The joint statement, however, clarifies that neither the BSA regulations nor supervisory expectations require credit unions to have separate and individual CDD processes for PEPs. For example, the joint statement notes that a credit union may elect to determine whether a member is a PEP when an account is opened, if the credit union ascertains that the determination is necessary to develop a risk profile for the member. The joint statement also spells out that a PEP is not necessarily high risk just because the member is a PEP. The joint statement provides that PEPs with the following characteristics could be deemed to have lower risk profiles:

• Low transaction volumes;
• Low account balances;
• Known sources of funds with a legitimate provenance; or
• Access to particular products and services subject to concrete terms and payment schedules.
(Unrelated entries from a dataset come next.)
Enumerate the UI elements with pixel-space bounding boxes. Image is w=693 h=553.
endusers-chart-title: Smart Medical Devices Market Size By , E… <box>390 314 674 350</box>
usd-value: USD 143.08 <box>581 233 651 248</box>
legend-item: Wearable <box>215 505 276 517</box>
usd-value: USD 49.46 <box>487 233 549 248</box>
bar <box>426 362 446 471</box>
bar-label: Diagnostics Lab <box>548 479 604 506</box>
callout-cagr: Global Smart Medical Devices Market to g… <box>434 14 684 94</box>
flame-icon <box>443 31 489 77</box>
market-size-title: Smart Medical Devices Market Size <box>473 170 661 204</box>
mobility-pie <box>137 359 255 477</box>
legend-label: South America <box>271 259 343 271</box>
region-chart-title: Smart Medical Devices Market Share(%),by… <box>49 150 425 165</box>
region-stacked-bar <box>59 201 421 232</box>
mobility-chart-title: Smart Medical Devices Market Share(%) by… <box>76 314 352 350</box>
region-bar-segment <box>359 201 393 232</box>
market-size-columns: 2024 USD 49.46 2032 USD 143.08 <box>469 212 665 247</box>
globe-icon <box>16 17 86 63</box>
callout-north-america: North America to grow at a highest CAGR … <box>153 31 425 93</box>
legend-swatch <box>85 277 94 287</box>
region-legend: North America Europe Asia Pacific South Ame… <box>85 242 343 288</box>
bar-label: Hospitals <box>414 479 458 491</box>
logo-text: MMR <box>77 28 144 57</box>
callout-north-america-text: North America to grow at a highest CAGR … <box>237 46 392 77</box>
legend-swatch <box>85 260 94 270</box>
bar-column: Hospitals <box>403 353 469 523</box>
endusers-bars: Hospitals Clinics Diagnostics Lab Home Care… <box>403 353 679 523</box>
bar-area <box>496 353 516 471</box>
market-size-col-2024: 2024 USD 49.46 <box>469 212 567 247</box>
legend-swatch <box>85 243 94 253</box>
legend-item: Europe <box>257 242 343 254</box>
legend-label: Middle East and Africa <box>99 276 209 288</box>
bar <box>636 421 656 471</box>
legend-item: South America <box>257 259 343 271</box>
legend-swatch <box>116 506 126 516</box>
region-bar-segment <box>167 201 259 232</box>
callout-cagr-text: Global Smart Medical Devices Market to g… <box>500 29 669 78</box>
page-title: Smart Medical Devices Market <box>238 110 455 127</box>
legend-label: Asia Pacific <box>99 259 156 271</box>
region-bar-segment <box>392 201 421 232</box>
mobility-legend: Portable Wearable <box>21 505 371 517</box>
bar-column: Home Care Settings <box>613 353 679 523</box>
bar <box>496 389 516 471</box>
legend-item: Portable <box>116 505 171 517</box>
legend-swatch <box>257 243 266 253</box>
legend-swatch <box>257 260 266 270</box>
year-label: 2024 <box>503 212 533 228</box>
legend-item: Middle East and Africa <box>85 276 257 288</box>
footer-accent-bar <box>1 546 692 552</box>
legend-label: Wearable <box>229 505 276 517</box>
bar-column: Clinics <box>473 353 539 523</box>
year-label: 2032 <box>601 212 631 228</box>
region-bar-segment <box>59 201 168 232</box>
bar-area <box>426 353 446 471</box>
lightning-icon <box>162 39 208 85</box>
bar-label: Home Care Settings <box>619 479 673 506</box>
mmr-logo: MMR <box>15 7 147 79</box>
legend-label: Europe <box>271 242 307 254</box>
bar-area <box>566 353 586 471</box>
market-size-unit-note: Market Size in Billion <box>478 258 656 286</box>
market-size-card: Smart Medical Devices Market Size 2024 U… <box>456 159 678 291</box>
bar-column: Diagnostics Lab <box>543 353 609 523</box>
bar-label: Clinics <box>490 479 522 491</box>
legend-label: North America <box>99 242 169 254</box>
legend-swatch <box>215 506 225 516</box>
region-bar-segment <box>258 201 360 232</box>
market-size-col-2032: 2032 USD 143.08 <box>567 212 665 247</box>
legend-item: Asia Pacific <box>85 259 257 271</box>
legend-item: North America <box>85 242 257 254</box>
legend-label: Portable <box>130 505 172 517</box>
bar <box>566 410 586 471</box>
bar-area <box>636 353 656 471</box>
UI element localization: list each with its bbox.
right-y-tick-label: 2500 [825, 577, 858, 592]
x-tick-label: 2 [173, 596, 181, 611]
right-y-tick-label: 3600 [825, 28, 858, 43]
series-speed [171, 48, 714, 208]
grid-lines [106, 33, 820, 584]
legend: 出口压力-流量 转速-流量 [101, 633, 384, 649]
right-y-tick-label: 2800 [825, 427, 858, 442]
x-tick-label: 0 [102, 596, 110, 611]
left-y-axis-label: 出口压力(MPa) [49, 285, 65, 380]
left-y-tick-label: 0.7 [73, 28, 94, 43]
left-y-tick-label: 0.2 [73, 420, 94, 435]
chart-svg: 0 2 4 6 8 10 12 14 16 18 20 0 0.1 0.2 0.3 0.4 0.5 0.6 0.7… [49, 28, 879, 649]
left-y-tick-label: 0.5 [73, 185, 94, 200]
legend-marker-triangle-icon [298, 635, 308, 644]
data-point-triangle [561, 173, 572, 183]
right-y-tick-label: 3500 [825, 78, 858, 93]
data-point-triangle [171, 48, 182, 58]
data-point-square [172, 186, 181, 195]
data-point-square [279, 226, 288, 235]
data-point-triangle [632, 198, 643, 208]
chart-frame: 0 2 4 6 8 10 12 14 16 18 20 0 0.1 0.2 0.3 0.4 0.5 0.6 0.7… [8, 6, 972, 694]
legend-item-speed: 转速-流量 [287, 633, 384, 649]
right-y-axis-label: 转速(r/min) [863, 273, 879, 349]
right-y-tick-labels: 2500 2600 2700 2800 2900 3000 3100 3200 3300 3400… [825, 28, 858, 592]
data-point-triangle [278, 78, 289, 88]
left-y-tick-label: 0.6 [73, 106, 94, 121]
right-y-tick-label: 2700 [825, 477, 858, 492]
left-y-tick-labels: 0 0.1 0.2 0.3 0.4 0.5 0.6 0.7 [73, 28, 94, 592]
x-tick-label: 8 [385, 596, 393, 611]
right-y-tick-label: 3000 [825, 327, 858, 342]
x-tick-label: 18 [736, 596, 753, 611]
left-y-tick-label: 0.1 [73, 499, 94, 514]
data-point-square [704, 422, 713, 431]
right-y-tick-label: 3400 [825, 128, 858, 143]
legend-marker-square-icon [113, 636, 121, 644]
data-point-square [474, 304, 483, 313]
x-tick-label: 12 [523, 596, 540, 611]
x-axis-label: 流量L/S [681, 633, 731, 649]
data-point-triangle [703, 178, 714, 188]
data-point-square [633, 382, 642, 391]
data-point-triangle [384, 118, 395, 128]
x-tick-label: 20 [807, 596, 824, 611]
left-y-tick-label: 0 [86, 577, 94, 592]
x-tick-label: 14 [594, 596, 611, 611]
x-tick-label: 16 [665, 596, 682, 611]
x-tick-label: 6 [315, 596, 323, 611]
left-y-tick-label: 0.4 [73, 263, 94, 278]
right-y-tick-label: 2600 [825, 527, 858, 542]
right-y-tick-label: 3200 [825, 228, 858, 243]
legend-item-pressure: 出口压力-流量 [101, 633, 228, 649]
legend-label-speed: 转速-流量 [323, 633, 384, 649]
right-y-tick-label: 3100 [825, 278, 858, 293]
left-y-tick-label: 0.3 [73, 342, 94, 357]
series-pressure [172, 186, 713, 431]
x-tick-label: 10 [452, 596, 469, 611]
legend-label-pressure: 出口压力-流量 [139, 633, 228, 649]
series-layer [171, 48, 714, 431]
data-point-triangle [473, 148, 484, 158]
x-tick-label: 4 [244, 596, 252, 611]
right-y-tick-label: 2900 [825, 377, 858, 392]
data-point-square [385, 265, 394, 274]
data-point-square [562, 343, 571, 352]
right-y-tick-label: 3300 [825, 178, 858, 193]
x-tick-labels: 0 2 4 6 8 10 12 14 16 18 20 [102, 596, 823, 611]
The joint statement identifies certain factors that credit unions may want to consider in developing a risk profile for a member who may be a PEP and determining when it is appropriate to collect additional information from the member and what additional information should be collected, such as:

• The PEP’s public office;
• Any intimation that the PEP may abuse his or her position for personal benefit;
• The products and services used by the PEP;
• The volume of the PEP’s transactions;
• The nature of the PEP’s transactions;
• Where the PEP’s activity occurs;
• Where the PEP lives;
• The PEP’s official responsibilities;
• The PEP’s ability to influence government acts and officials; and
• The character of the relationship with the PEP as a whole.

The main takeaway from the joint statement is that there is no one-size-fits-all CDD process for PEPs. While PEPs may certainly pose a higher level of risk than other members, the BSA regulations and supervisory expectations for CDD involving PEPs require evaluating the risk a PEP poses to a credit union with risk-based procedures that may contemplate several different factors.